To live in the modern world, you must abide by the current unseen rules that society requires you to follow. These rules exist in different forms: social cues, attitudes, beliefs, behaviors, etc. I could talk about all of those forms, but I am currently fixated on one-for that one seems to also fixate on me: the modern beauty standard and the crushing weight of having to constantly navigate your way around different videos, websites, and articles on how to perfectly alter your body and face in order to be socially bearable to look at.
The way I see things, unattractiveness and peace are two things that are impossible to coexist in the same timeline. Well, of course, it's quite hard to achieve peace when you're ugly-especially if you're fat. The attractiveness scale of your face is immediately terminated when you are fat. You cannot be pretty when you're a big person, for there will be constant snide remarks that trail after you on whatever road you walk.

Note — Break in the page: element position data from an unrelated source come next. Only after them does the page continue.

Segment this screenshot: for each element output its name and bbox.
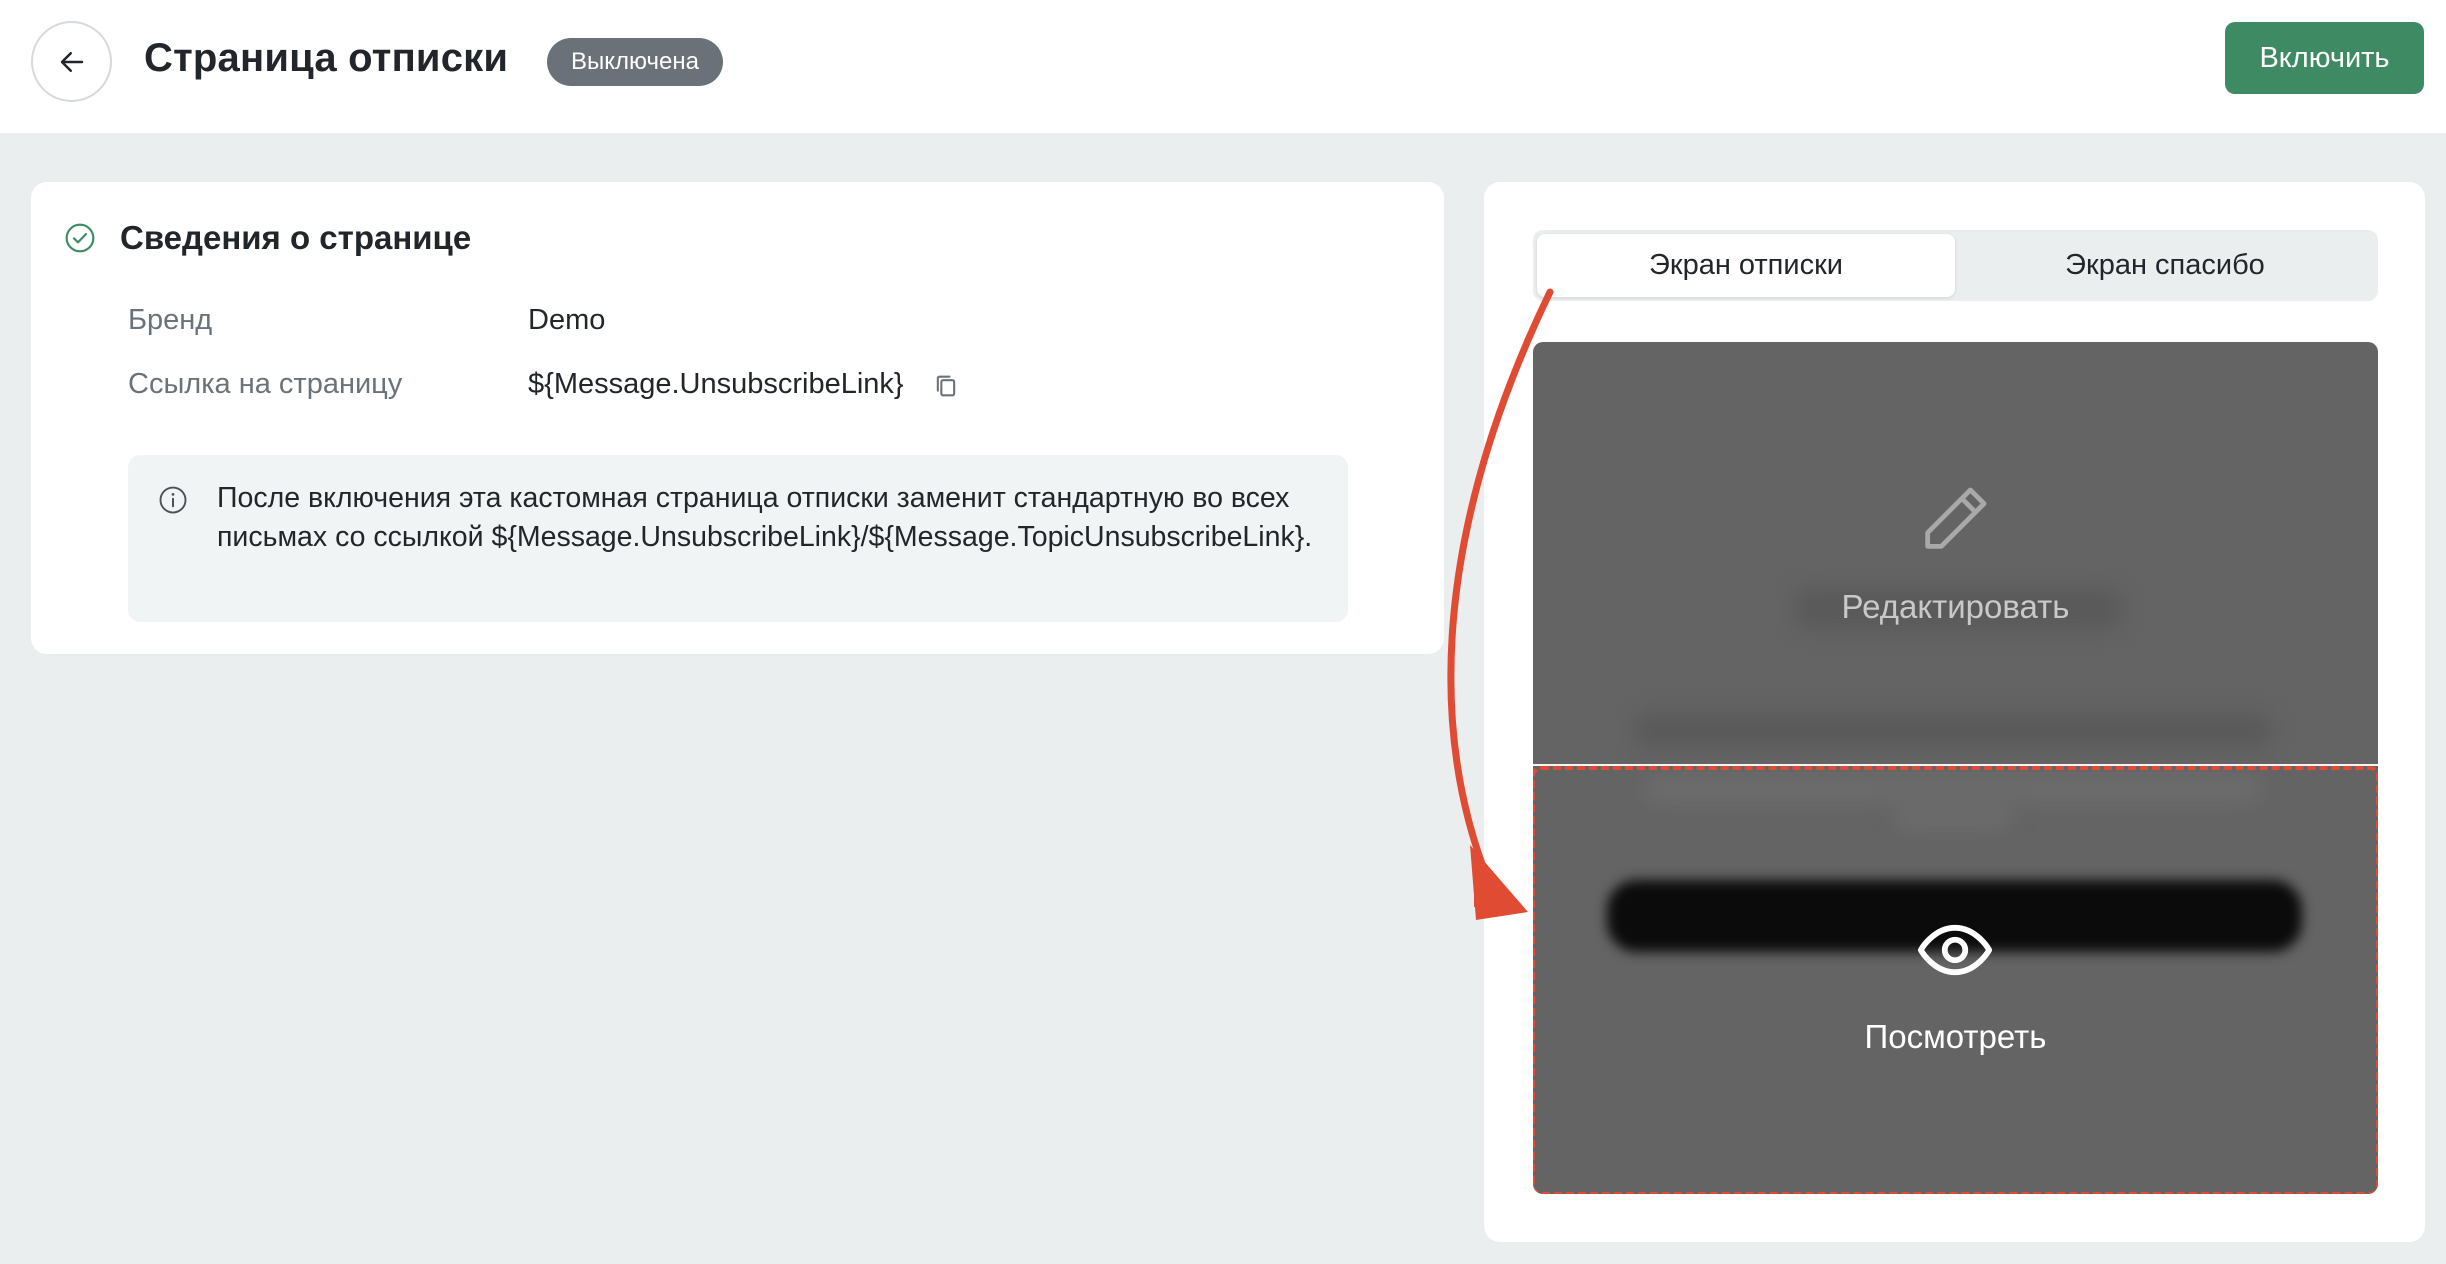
tab-thank-you-screen[interactable]: Экран спасибо [1956,234,2374,297]
link-label: Ссылка на страницу [128,368,403,400]
section-title: Сведения о странице [120,219,472,256]
page-title: Страница отписки [144,36,509,80]
tab-unsubscribe-screen[interactable]: Экран отписки [1537,234,1955,297]
info-icon [159,486,187,514]
brand-value: Demo [528,304,606,336]
brand-label: Бренд [128,304,213,336]
top-bar: Страница отписки Выключена Включить [0,0,2446,133]
arrow-left-icon [60,51,83,72]
preview-card: Экран отписки Экран спасибо Редактироват… [1484,182,2425,1242]
status-badge: Выключена [547,38,723,86]
pencil-icon [1925,487,1987,549]
preview-tabs: Экран отписки Экран спасибо [1533,230,2378,301]
back-button[interactable] [31,21,112,102]
edit-label: Редактировать [1841,588,2070,625]
edit-overlay[interactable]: Редактировать [1533,342,2378,764]
page-preview: Редактировать Посмотреть [1533,342,2378,1194]
view-label: Посмотреть [1864,1018,2047,1055]
link-value: ${Message.UnsubscribeLink} [528,368,904,400]
info-note: После включения эта кастомная страница о… [128,455,1348,622]
copy-icon[interactable] [932,372,960,400]
check-circle-icon [65,223,95,253]
enable-button[interactable]: Включить [2225,22,2424,94]
note-text: После включения эта кастомная страница о… [217,482,1313,553]
page-info-card: Сведения о странице Бренд Demo Ссылка на… [31,182,1444,654]
eye-icon [1917,924,1993,976]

When you're a person outside of society's ratio, you'll face nothing but simultaneous advice and comments on how to lose weight and be "healthy." Throughout life, I have lost the very definition of the word "healthy." I am uncertain of what it actually stands for. Is being skinny the only key to opening the door to a healthy life? Is weight loss really necessary to be considered healthy? If so, then does it mean that no matter how much you exercise, eat your greens, avoid chain smoking, and steer clear of alcoholic beverages-if you still have a big tummy, thunder thighs, love handles, and double chins-if you're fat, you are still in a state where your health is declining?
If that is the case, then that means all fat people are doomed to die and are just counting the days until they are laid inside their triple-extra-large coffins and buried six feet under and away from the world... If that is the case, then I must be dying, then.
Even in the aspect of personalities, fat people are limited to accessing only a few characteristics. Your weight limits your attitude. A prime example of this is how the media portrays fat celebrities and characters. They are often the ones who cast joy toward the dull uprising of a narrative. They are the fat funny friends, the comedians, the only ones who radiate positivity in a film or show. It is not deemed interesting if a fat person is depressed-otherwise, they are just considered the annoying ones; the ones who are least liked by luck... those whom beauty resents but comedy seems to favor.
I've tried to convince myself that I don't care-that I'm above all this. That I don't need anyone's approval to feel at home in my body. But the truth is, it gets exhausting. It's hard to love yourself in a world that insists you are only lovable under certain conditions. When every glance in the mirror feels like a negotiation. When going out in public feels like performance art. Eating a meal in front of others feels like proof of guilt.
The beauty industry thrives on insecurity. The wellness industry thrives on shame. Both sell transformation not for the sake of health, but for the illusion of acceptance. They have convinced millions of us that we are "works in progress," that we must shrink ourselves to fit into a mold that was never meant to hold diversity in the first place.
But what if we stopped trying to be "bearable to look at"? What if our goal wasn't to be seen as beautiful, but to simply be seen-fully, wholly, as we are? What if health could mean presence, joy, flexibility, connection-things that can exist in bodies of every shape and size?
I don't have all the answers, and maybe I never will. But I do know this: we deserve to live lives that aren't measured by our reflection in a mirror. Maybe peace isn't found in changing ourselves to be accepted, but in learning to exist without apology. And maybe-just maybe that's enough.